2.2. Fen’de Modeller

Robert E Yager’e göre fen, doğa olaylarını açıklamada bize yollar sunar fakat bize, hiçbir zaman mutlak bilgiyi vermez.

Bilim adamı, kavramsal modeller kullanarak doğa olaylarını ifade etmeğe çalışır. Fakat, bilim adamı oluşturduğu her modelin birer tasarı olduğunu ve dolayısıyla bu modelle ilgili olarak yeni bulunan her gerçeğin bu modeli değiştireceğini bilir. Bu ise, bilim adamının araştırma isteğini kırmaz aksine kamçılar.

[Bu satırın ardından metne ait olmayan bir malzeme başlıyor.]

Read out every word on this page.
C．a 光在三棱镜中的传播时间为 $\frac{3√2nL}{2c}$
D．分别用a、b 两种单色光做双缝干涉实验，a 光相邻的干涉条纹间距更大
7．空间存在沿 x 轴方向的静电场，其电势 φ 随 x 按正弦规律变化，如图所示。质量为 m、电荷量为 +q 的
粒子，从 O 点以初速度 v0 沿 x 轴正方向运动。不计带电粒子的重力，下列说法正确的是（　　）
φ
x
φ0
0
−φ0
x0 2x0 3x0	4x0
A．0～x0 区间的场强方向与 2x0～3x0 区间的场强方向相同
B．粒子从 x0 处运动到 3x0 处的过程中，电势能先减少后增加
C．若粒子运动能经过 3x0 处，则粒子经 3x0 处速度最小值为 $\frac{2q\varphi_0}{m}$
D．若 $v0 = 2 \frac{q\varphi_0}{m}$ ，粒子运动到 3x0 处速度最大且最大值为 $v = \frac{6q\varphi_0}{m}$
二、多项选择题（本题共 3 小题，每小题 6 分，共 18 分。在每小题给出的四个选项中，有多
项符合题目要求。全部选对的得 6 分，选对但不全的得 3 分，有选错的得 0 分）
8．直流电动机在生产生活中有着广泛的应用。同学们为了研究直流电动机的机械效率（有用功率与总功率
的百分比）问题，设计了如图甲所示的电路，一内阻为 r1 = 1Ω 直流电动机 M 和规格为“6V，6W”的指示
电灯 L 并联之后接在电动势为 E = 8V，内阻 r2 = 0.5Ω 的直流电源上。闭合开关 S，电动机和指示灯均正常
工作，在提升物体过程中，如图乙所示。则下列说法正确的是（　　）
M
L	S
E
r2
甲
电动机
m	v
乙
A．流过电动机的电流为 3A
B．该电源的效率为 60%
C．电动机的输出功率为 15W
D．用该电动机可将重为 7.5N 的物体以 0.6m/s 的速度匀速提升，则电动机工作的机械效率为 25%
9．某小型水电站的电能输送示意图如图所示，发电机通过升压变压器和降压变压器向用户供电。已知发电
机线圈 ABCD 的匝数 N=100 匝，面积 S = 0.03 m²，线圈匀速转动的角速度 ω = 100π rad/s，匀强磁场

Fen’i, gerçeklerin, yapılandırılmış modelleme işlemi olarak düşünebiliriz. Model, bir şey hakkında, en önemli özelliklerin belirtildiği diğerlerinin ise göz ardı edildiği gösterimlerdir. Göz ardı edilen bilgiler genelde detaylardır. Örneğin bir çocuğun kendi evini göstermesi için hazırladığı bir harita, birçok bilgiyi içermiyor olabilir, fakat bu harita kendisine göre faydalıdır. Bu harita çocuğun öğretmeni için ise büyük olasılıkla faydasız olacaktır. Fen de bizim o güne kadar öğrendiğimiz bilgileri içerir ve her zaman için eksiktir, tamamlanması gerekir (Carin, 1993 :5).

2.3. Fen’ in Deneme -Yanılma Özelliği Fen, deneme-yanılma yöntemini içerir. İnsanoğlu araştırmalarında duyu organlarının duyarlılığını artıran araçlar kullansalar da ölçümleri tam ve mutlak olarak elde edemez. Araştırmalarda yapılan bu hatalar, sonucu etkiler ve yanlış sonuca ulaşılabilir. Dolayısıyla en tatmin edici

sonuca ulaşılabilmesi için araştırmalarda deneme-yanılma uygulanır.

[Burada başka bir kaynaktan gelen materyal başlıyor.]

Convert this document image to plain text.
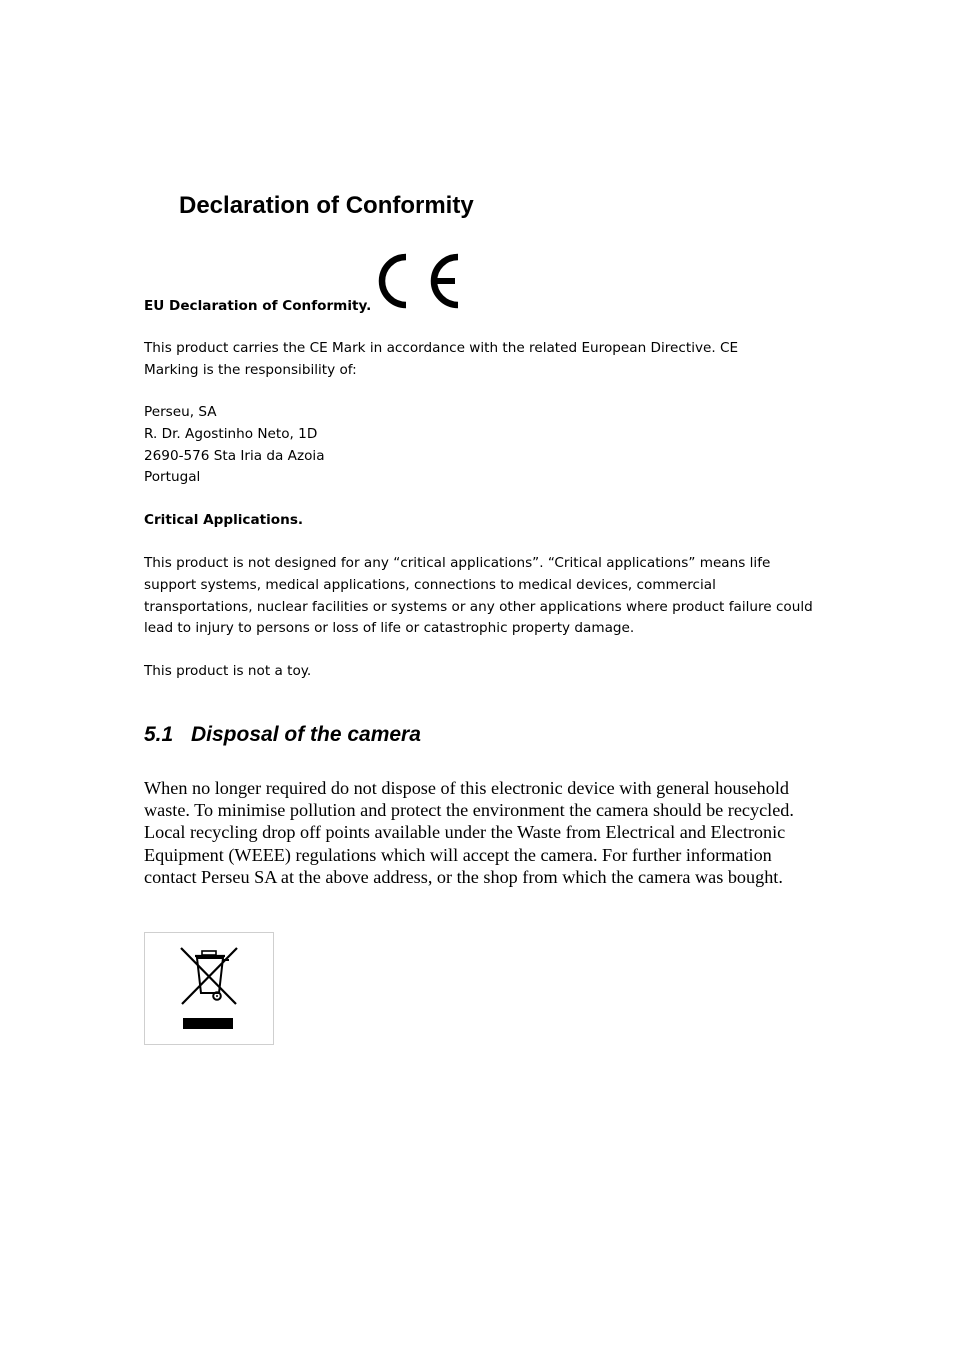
Declaration of Conformity
EU Declaration of Conformity.
This product carries the CE Mark in accordance with the related European Directive. CE Marking is the responsibility of:
Perseu, SA
R. Dr. Agostinho Neto, 1D
2690-576 Sta Iria da Azoia
Portugal
Critical Applications.
This product is not designed for any “critical applications”. “Critical applications” means life support systems, medical applications, connections to medical devices, commercial transportations, nuclear facilities or systems or any other applications where product failure could lead to injury to persons or loss of life or catastrophic property damage.
This product is not a toy.
5.1 Disposal of the camera
When no longer required do not dispose of this electronic device with general household waste. To minimise pollution and protect the environment the camera should be recycled. Local recycling drop off points available under the Waste from Electrical and Electronic Equipment (WEEE) regulations which will accept the camera. For further information contact Perseu SA at the above address, or the shop from which the camera was bought.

2.4. Fen’in Objektiflik Özelliği

Doğadaki gerçeklerin ortaya çıkarılmasında araştırmacının objektif davranması gerekir yoksa sübjektif davranmak bilim adamını hataya götürür. Fakat kişisel kararlar almamak ve araştırmaya kişisel özelliklerin katılmamış olması imkansızdır. Dolayısıyla her deneyde bir miktar sübjektif hata olması kaçınılmazdır (Collette, 1989: 30).

2.5. Fen’ de Sayıltılar (Kabullenmeler) Fen gerçeklere bağlı olduğu kadar sayıltılara da bağlıdır. Örneğin deneylerde kullanılan araçların güvenilir olduğu, kişiden kaynaklanan hataların olmadığı ve kayıtların doğru tutulduğu kabul edilir. Böylelikle elde edilen bilgilerin doğru bilgiler oldukları kabul edilmiş olunur.

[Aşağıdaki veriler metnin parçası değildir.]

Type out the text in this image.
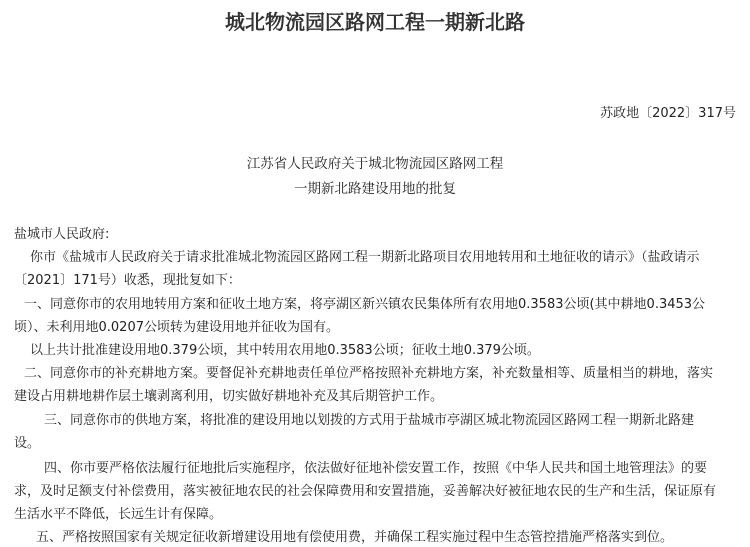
城北物流园区路网工程一期新北路
苏政地〔2022〕317号
江苏省人民政府关于城北物流园区路网工程
一期新北路建设用地的批复
盐城市人民政府:
你市《盐城市人民政府关于请求批准城北物流园区路网工程一期新北路项目农用地转用和土地征收的请示》（盐政请示
〔2021〕171号）收悉，现批复如下：
一、同意你市的农用地转用方案和征收土地方案，将亭湖区新兴镇农民集体所有农用地0.3583公顷(其中耕地0.3453公
顷）、未利用地0.0207公顷转为建设用地并征收为国有。
以上共计批准建设用地0.379公顷，其中转用农用地0.3583公顷；征收土地0.379公顷。
二、同意你市的补充耕地方案。要督促补充耕地责任单位严格按照补充耕地方案，补充数量相等、质量相当的耕地，落实
建设占用耕地耕作层土壤剥离利用，切实做好耕地补充及其后期管护工作。
三、同意你市的供地方案，将批准的建设用地以划拨的方式用于盐城市亭湖区城北物流园区路网工程一期新北路建
设。
四、你市要严格依法履行征地批后实施程序，依法做好征地补偿安置工作，按照《中华人民共和国土地管理法》的要
求，及时足额支付补偿费用，落实被征地农民的社会保障费用和安置措施，妥善解决好被征地农民的生产和生活，保证原有
生活水平不降低，长远生计有保障。
五、严格按照国家有关规定征收新增建设用地有偿使用费，并确保工程实施过程中生态管控措施严格落实到位。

2.6. Fen’in Tümevarım ve Tümdengelim Özellikleri

Tümevarım sürecinde elde edilen bilgilerden genellemeye gidilmeye çalışılır. Tümevarım özelden genele ilerleyiş şeklinde ifade edilir.

Moravcsik Tümevarım için: “Tümevarım, çokça hayal gücü ve yetenek gerektiren karşılığında ise kişiye heyecan ve bir şeyler keşfetmenin hazzını duyuran bir yaklaşımdır. Tümevarım ayrıca fen’ in, yaratıcılık özelliğini en fazla destekleyen kısmıdır” demiştir (Abruscato, 1988: 9).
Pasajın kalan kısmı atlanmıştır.